Balloon within a Balloon
One morning in 2002 Shiladitya Sengupta gazed out a train window and saw the solution to a vexing problem. He and other cancer treatment researchers wanted to transport chemotherapy drugs inside a tumor after blocking its blood supply. "It's almost like, how do you fill a bucket of water after the tap has been shut off?" says Sengupta, an assistant professor of medicine and health sciences and technology at Harvard Medical School in Boston.
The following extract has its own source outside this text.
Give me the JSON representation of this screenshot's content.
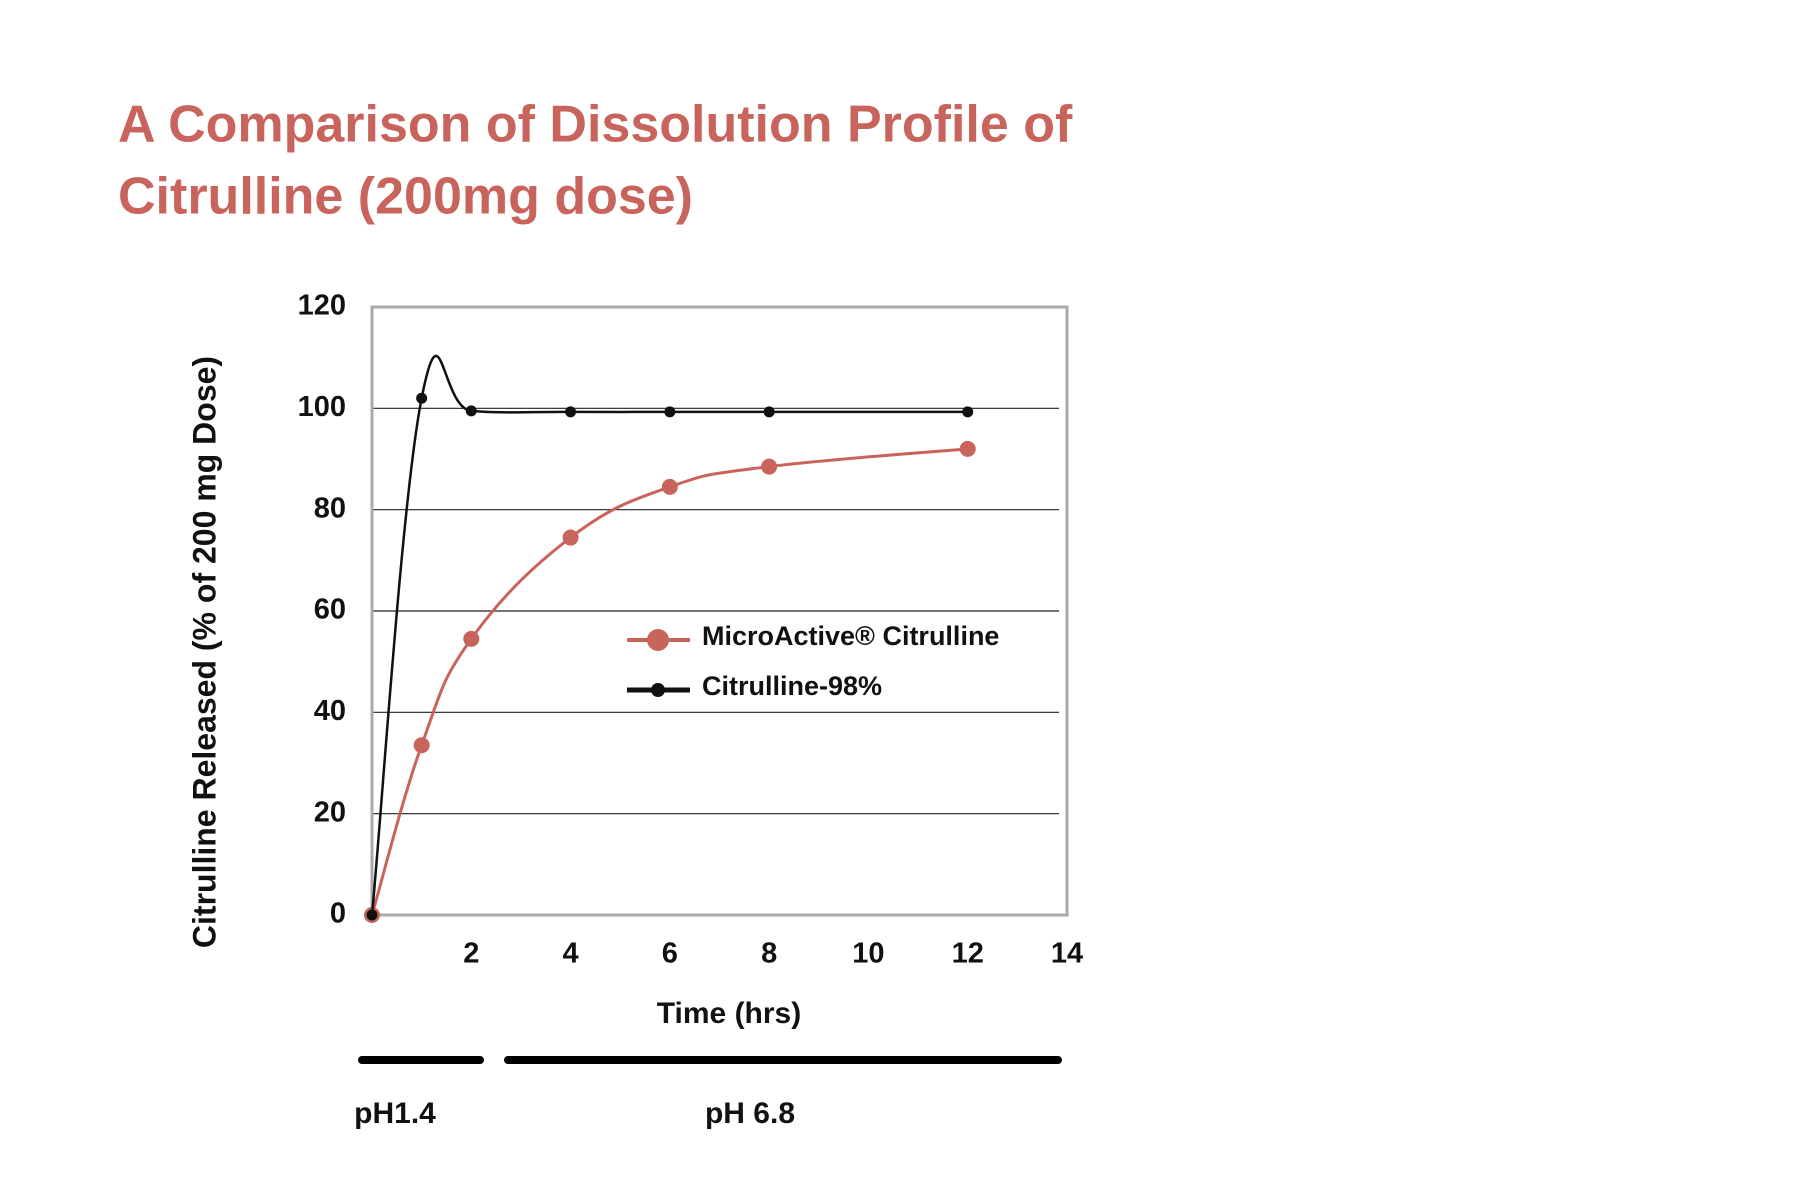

His epiphany came after spotting a vendor who sold balloons inflated inside larger balloons. Sengupta realized the balloon-within-a-balloon structure could help him tackle the drug delivery challenge. He envisioned a bigger "balloon" that would burst and release drugs to shut off tumor blood vessels—then a smaller balloon would release chemotherapy drugs.

"I think people were surprised by the simplicity of the idea," he says.

Sengupta and his colleagues parlayed that balloon breakthrough into a new strategy for cancer treatment: a nanocell. "We called it a nanocell because it looks like a nucleus and surrounding lipid structure, but it's significantly smaller than a cell," Sengupta says. Measuring less than 200 nanometers, the nanocell contains different drugs in each of its two layers. In 2005 Nature published details of this particular drug delivery. (Scientific American is part of Nature Publishing Group.)

Sengupta later co-founded Cerulean Pharma, Inc., which focuses on nanotechnology-based treatments. Although its current products are based on single drugs, the company does hold a license to develop dual-drug nanocells. Other scientists have adopted Sengupta's balloon-within-a-balloon idea. A research group at Boston's Massachusetts General Hospital, led by Tayyaba Hasan, has used nanocells and photodynamic therapy (light-activated chemicals) to target pancreatic cancer. They presented the results of their work with mice in November 2009 at the Molecular Targets and Cancer Therapeutics conference. It is too soon to predict when human trials will begin for their nanocell treatment, says Hasan. "'As soon as we can' is the short answer."